9.9 Disaster Forcing Unplanned Manual Switchover from Site A to Site B (TC-09)

This test resulted in the unexpected complete loss of site A because of an unspecified disaster. As Figure

14 shows, this loss was accomplished by powering off both of the FAS8060 storage controllers and the

Oracle RAC node located at site A.

Our expectation was that the second Oracle RAC node running on site B would lose access to the

database LUNs hosted on the FAS8060 controllers on site A and shut down. After officially declaring the

loss of site A, we manually initiated a MetroCluster switchover from site A to site B and restarted the

Oracle RAC database instance on site B.


Figure 14) Loss of primary site.

For this test, we ran the workload for a total of 60 minutes. After 15 minutes, we powered off both of the

FAS8060 controllers and the Oracle RAC node on site A. We continued in this state for a total of 15

minutes. As expected, the Oracle RAC database node that was running on site B lost access to the voting

LUNs on site A and stopped working after exceeding the defined timeout period. As discussed previously,

this interruption occurred because of the lack of a third-site tiebreaker service, which is the most common

configuration chosen by customers. If completely seamless DR capability is desired, this can be

accomplished through the use of a third site.

We then initiated the MetroCluster switchover command from the FAS8060 controllers on site B. After the

switchover was completed, we restarted the Oracle RAC node on site B and observed that it started

normally without additional manual intervention after the database LUNs were redirected to the copies

that had been mirrored to the FAS8060 controllers on site B.

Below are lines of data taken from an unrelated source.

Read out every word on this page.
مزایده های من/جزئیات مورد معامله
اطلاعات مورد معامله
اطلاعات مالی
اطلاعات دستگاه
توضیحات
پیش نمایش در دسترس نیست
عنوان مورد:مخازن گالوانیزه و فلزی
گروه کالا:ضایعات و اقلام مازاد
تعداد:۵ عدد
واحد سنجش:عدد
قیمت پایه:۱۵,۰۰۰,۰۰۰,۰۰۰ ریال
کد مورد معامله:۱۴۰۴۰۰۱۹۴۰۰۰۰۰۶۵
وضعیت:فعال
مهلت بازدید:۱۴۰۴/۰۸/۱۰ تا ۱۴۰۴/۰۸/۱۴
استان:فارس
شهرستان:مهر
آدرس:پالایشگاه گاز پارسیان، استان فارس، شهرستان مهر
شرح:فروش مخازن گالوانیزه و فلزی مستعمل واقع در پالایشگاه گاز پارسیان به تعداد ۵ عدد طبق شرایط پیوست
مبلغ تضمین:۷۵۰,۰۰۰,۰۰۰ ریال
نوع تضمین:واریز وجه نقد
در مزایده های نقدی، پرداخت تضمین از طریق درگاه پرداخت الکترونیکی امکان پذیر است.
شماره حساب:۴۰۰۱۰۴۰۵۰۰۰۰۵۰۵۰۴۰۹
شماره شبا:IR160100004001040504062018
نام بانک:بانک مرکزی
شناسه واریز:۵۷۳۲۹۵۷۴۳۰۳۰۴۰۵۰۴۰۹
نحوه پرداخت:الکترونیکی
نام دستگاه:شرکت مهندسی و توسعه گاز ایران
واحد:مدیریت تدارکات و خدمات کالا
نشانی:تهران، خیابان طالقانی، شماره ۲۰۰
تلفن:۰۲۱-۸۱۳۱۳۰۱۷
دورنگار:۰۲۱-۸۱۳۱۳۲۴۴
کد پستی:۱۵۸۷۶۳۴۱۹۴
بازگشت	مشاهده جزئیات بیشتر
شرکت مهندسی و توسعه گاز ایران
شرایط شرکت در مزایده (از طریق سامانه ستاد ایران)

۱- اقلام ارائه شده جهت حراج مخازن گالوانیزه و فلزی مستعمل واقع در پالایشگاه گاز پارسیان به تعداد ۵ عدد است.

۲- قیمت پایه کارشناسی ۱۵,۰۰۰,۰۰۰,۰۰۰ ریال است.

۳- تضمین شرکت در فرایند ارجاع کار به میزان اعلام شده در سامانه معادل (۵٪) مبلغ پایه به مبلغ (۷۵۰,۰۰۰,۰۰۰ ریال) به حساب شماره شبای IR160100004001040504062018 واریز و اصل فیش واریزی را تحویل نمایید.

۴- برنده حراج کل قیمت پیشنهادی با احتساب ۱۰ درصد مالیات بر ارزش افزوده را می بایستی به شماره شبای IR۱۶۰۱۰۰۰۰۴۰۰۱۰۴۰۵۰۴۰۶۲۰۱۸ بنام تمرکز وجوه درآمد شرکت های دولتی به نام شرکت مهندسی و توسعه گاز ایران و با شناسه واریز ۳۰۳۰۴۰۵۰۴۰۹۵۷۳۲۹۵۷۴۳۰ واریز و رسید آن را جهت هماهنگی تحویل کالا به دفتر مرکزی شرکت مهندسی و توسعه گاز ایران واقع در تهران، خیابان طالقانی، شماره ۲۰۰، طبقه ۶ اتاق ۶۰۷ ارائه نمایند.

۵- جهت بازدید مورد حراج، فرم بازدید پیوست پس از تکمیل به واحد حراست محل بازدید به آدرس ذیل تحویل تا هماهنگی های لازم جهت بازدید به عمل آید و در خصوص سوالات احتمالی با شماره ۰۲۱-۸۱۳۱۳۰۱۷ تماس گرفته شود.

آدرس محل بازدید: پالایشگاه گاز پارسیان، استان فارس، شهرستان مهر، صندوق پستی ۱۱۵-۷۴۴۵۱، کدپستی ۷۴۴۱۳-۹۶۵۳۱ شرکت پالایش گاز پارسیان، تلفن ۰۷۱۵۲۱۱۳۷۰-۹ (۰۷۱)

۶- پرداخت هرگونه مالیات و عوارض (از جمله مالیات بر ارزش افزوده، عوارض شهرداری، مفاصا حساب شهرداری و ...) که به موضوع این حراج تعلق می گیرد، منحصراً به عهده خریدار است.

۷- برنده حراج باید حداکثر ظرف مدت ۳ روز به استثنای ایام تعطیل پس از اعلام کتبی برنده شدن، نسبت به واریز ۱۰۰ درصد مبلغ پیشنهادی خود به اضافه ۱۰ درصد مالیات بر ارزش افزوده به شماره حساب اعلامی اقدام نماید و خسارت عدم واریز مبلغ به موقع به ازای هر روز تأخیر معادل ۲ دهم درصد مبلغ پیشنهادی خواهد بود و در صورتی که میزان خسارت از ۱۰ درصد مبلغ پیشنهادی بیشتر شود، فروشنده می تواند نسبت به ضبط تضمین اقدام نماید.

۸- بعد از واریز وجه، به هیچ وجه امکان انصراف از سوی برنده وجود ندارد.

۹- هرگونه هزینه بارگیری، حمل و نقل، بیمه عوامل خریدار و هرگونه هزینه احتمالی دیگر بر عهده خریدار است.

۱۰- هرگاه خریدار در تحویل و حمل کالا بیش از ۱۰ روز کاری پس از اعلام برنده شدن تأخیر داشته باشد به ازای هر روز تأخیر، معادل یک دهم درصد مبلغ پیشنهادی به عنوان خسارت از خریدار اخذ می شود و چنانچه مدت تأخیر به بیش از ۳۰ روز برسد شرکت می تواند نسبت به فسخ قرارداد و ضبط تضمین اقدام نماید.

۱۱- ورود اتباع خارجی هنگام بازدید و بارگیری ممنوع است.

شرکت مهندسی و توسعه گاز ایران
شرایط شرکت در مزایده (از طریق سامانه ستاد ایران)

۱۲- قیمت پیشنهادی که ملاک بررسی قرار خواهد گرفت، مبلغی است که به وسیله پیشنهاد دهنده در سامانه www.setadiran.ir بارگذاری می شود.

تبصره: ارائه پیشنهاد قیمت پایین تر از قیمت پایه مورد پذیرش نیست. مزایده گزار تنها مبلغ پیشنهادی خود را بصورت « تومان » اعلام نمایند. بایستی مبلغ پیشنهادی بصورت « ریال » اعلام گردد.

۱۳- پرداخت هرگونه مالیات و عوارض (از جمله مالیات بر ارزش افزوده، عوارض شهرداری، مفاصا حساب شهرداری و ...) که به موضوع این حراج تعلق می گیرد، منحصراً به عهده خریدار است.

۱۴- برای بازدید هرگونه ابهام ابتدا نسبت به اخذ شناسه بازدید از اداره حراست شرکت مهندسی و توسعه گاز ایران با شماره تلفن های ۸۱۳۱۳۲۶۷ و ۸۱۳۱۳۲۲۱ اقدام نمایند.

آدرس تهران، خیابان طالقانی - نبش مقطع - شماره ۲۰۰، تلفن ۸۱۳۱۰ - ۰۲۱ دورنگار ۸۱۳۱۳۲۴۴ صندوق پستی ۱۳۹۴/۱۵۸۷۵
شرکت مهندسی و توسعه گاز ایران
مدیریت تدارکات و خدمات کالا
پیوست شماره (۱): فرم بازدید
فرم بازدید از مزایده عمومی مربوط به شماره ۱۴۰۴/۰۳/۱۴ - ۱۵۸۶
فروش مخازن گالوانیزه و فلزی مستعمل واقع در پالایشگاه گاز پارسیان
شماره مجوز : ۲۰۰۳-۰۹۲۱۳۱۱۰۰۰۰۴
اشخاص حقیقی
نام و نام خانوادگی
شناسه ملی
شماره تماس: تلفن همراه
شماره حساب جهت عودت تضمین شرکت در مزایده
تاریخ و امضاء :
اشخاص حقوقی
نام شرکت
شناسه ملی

To verify that the database was working, we initiated the workload from the surviving RAC node and

observed that it successfully drove IOPS to the FAS8060 controllers on site B.

We allowed the test to continue for an additional 15 minutes and then initiated the MetroCluster

switchback process to restore site A as the primary site for the Oracle RAC database. After successfully

completing the MetroCluster switchback process, we restarted the Oracle RAC server on site A and

verified that it was added back into the cluster. We then restarted the workload and verified that the

Oracle RAC nodes on site A and site B were again driving load to the FAS8060 controllers on site A.


10 Conclusion

NetApp MetroCluster software in clustered Data ONTAP 8.3 provides native continuous availability for

business-critical applications, including Oracle. Our tests demonstrated that even under heavy

transactional workloads Oracle databases continue to function normally during a wide variety of failure

scenarios that could potentially cause downtime and data loss.

In addition, clustered Data ONTAP provides the following benefits:

Nondisruptive operations leading to zero data loss

Set-it-once simplicity

Zero change management

Lower cost and complexity of competitive solutions

Seamless integration with storage efficiency, SnapMirror®, nondisruptive operations, and virtualized

storage

Unified support for both SAN and NAS

Together, these products create a winning combination for continuous data availability.

Appendix

This appendix provides detailed information about the test cases described in this document as well as

about deployment, the network, the data layout, and the list of materials used.

Detailed Test Cases

TC-01: Loss of Single Oracle Node

Test Case Details

Test case number TC-01

Test case description No single point of failure should exist in the solution. Therefore, the loss of one of the Oracle servers in the cluster was tested. This test was accomplished by halting a host in the cluster while running a test workload.

Test assumptions A completely operational NetApp MetroCluster cluster has been installed and configured properly.

A completely operational Oracle RAC environment has been installed and configured.

The SLOB utility has been installed and configured to generate a workload consisting of 90% reads and 10% writes with a 100% random access pattern.

Test data or metrics to capture

AWR data as described in section 8, “Test Case Overview and Methodology”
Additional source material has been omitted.